Unfortunately, that's where the "containers are like VMs, but better!" argument breaks down.

Linux Containers, which docker makes use of, are more like creating a "clone" of the currently running operating system with a boxed-in filesystem (and device-space?).

You can't run a Windows container on a Linux host; neither can you run a Solaris container on a Linux host; ad nausium.

With VMs, you can run whatever you want on whatever you want, assuming the processor architecture is compatible.


> Linux Containers, which docker makes use of, are more like creating a "clone" of the currently running operating system with a boxed-in filesystem (and device-space?).

This is not accurate. I am currently running an Ubuntu Docker host, but a CentOS 6.4 based container, a Gentoo container, and a busybox container.

As stated elsewhere in this thread, which I encourage you to read, Docker aims to solve problems that exist in container technologies across kernels by taking advantage of their strengths (Docker does not aim to replace libvirt/lxc/jails/zones) but instead to build abstractions on top of them for better building, management, discovery, and scale.


It's 100% accurate.

In your "counter-example", you're running four different userspaces/distributions on the same operating system kernel.

You could have posted a useful clarification to my comment (e.g. "but you _can_ run different Linux distributions!") but instead have chosen to be condescending and inaccurate.

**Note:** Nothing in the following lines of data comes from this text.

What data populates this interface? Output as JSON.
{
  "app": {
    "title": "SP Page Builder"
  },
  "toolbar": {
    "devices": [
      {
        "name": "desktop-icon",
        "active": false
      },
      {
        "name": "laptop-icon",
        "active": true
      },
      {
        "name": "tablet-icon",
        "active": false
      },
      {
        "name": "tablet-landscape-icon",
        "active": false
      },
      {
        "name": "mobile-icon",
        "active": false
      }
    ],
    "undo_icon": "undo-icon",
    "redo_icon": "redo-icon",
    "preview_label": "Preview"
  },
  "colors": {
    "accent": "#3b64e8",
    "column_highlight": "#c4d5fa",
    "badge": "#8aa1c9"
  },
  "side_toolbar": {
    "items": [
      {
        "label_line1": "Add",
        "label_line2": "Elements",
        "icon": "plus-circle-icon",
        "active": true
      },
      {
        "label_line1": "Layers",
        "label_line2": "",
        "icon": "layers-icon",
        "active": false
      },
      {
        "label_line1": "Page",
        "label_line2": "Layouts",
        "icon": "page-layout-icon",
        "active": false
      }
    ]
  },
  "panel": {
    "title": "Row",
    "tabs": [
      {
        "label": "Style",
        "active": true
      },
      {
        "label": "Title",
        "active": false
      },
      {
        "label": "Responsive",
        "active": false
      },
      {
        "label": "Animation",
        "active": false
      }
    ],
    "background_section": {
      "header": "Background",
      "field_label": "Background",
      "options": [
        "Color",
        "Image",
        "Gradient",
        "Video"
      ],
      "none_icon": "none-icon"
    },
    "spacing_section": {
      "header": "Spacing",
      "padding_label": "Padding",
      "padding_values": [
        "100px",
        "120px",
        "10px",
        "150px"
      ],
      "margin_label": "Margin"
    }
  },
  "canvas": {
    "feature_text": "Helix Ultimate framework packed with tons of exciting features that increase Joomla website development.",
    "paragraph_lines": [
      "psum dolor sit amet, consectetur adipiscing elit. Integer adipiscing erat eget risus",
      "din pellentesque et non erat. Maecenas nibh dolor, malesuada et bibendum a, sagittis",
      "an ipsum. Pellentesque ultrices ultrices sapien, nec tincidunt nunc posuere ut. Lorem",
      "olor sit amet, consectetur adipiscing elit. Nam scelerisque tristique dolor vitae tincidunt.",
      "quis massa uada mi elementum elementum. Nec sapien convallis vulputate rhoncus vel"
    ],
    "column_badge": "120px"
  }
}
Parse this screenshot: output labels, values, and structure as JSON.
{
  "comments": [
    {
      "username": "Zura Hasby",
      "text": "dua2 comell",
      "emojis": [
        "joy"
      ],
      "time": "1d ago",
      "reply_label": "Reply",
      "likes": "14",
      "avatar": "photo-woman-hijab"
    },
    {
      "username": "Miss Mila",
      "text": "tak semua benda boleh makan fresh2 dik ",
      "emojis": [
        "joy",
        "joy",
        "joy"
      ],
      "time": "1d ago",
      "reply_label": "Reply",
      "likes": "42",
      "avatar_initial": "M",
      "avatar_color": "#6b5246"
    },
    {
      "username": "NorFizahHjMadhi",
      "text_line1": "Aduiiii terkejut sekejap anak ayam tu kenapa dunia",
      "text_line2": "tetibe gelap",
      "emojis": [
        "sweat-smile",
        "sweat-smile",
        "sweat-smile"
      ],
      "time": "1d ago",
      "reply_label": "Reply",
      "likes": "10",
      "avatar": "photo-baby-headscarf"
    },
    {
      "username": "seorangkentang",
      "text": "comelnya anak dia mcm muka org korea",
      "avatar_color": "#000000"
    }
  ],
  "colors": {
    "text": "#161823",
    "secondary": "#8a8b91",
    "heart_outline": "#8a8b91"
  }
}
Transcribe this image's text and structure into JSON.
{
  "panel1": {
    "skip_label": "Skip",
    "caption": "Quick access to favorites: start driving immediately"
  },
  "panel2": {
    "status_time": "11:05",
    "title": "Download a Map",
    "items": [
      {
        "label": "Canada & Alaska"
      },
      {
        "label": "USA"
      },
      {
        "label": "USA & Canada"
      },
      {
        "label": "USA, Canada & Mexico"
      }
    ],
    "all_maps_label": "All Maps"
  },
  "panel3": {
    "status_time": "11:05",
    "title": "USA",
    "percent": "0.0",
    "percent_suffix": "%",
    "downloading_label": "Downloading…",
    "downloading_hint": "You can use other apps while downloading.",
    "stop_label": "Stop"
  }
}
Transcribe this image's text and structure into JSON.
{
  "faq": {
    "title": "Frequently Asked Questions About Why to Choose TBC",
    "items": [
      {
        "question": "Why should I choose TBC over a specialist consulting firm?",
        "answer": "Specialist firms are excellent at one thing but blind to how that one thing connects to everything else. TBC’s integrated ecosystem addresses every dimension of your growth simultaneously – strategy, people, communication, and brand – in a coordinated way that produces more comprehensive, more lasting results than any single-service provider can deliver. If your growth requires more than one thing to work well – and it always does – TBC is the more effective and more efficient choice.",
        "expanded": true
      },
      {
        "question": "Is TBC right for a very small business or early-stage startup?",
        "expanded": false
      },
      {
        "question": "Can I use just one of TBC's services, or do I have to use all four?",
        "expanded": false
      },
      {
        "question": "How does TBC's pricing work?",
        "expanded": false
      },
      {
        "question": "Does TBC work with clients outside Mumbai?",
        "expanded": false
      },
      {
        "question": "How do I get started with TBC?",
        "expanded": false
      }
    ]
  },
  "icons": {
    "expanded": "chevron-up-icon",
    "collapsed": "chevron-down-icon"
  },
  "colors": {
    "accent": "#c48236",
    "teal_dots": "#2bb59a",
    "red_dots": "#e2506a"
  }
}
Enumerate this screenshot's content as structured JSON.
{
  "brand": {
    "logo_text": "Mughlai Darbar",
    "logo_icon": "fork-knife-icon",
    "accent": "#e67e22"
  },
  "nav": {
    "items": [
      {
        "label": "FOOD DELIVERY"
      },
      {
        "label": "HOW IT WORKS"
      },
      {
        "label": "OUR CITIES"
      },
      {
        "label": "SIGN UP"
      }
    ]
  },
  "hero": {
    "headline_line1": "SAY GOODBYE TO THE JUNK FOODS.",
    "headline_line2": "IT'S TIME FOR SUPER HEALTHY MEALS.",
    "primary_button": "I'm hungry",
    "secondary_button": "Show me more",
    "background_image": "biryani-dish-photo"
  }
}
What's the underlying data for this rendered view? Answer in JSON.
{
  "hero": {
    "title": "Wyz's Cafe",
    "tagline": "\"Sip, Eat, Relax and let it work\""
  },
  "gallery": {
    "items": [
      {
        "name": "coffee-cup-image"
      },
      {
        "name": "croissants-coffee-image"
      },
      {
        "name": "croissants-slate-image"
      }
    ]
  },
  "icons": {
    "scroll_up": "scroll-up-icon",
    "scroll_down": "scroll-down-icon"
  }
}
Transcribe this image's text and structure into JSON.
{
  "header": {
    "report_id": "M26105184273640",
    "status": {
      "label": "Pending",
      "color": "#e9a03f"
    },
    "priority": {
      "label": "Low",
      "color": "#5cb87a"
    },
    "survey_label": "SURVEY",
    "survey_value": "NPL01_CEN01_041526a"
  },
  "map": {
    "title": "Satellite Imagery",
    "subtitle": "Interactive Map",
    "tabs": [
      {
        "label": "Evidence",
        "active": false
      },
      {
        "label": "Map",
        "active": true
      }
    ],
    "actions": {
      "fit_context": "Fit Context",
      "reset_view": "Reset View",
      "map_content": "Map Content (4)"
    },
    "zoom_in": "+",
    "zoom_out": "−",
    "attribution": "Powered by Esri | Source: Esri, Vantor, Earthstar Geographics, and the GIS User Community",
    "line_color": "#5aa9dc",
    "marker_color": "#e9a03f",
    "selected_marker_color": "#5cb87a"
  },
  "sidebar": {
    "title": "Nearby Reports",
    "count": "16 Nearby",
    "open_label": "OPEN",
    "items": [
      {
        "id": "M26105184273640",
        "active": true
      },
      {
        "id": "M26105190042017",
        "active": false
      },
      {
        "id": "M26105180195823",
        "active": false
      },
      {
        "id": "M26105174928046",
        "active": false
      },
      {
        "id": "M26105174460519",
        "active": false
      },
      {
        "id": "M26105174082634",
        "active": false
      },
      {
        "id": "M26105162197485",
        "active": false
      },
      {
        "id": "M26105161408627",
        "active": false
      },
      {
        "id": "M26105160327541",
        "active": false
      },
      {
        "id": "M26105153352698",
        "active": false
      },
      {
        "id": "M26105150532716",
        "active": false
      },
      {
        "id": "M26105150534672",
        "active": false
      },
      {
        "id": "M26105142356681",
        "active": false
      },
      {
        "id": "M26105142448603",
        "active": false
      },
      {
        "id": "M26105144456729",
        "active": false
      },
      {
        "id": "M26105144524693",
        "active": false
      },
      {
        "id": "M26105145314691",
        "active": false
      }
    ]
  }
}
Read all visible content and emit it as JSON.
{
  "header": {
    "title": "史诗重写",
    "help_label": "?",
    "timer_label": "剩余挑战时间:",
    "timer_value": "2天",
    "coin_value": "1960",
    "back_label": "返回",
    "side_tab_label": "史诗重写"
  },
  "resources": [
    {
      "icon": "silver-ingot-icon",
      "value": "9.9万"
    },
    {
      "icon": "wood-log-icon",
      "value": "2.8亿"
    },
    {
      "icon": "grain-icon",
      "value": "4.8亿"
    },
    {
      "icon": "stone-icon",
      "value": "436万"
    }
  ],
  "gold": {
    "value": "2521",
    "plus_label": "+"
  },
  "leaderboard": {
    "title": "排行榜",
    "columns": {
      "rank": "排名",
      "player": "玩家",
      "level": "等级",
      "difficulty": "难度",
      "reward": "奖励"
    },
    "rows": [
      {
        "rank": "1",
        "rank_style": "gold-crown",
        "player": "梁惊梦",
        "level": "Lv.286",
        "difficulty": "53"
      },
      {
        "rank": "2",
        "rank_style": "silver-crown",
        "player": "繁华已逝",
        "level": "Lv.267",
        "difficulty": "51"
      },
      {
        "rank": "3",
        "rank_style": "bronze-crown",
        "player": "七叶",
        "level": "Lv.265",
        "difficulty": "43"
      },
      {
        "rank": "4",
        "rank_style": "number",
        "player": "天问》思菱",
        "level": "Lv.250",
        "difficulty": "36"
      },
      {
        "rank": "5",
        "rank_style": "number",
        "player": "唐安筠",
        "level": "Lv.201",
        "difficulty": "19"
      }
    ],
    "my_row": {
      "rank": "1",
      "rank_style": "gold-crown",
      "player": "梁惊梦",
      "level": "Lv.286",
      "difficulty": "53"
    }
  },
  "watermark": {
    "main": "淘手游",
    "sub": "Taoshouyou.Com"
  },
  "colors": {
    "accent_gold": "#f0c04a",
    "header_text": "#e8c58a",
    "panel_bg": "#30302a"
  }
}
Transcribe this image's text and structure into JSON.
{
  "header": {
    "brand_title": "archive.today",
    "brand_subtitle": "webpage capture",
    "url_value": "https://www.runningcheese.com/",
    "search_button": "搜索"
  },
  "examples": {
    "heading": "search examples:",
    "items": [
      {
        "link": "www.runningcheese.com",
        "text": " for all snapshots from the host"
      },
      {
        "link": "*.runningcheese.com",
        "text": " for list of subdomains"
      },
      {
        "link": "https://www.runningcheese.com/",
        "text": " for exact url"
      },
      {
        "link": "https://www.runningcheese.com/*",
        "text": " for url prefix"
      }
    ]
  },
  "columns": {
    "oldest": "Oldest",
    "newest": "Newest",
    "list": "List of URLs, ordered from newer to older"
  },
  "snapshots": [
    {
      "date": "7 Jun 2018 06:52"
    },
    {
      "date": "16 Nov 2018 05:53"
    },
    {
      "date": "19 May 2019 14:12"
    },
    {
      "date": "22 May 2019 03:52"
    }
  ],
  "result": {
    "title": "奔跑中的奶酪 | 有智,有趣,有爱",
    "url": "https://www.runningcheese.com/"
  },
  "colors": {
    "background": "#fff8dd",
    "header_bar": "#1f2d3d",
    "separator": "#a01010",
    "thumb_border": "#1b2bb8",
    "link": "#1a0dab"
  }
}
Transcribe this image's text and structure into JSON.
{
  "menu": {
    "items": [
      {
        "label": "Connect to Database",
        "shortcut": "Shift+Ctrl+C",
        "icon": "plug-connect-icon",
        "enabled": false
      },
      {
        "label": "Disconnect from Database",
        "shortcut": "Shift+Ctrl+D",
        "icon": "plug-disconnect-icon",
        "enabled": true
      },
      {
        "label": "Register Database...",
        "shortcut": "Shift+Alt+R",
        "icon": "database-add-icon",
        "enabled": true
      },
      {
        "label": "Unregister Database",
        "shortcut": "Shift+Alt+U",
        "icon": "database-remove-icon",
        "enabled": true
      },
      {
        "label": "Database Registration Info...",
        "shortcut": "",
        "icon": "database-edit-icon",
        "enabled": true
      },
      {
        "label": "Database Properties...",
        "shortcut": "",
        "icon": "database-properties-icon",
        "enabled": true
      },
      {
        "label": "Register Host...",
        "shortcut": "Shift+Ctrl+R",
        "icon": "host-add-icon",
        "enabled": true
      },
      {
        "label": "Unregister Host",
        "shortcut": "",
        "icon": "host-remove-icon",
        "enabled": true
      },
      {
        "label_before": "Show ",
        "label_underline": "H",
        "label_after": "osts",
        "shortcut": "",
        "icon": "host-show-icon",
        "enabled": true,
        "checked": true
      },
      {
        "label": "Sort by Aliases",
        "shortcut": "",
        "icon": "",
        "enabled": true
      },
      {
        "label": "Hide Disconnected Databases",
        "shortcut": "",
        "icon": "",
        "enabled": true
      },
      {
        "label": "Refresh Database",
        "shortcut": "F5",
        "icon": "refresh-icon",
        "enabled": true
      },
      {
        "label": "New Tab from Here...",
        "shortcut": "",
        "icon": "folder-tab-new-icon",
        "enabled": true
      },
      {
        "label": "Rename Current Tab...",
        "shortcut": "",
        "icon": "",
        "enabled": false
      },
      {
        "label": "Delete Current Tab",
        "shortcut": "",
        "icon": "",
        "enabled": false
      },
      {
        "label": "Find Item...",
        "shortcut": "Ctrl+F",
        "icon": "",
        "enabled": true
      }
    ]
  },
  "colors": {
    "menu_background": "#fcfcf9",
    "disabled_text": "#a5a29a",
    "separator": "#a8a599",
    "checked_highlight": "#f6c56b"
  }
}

Sorry, just read this response. I fail to find the place that I was condescending and assure you that was not my intent.

My only comment was in response to 'creating a "clone" of the currently running operating system.' Which is not, in any sense, accurate.

What is shared, as you correctly point out (and I do not refute) is that kernel and devices are not virtualized per container. So you're absolutely right, it's not like a VM. And it does break down, but none of that has to do with the part where your statement is incorrect, which I've addressed and expanded upon.


From my limited knowledge of Windows: that's highly unlikely. You're much more likely to see Docker start supporting FreeBSD jails with ZFS than you are Windows.

Then again I know nothing of Windows and any containerization technology it may have...


http://www.sandboxie.com/ ?

Or perhaps build something off the Chromium sandboxing.

http://www.chromium.org/developers/design-documents/sandbox#...


Solaris Zones support would be awesome.

Still a longshot, but more likely than native Windows support, at least.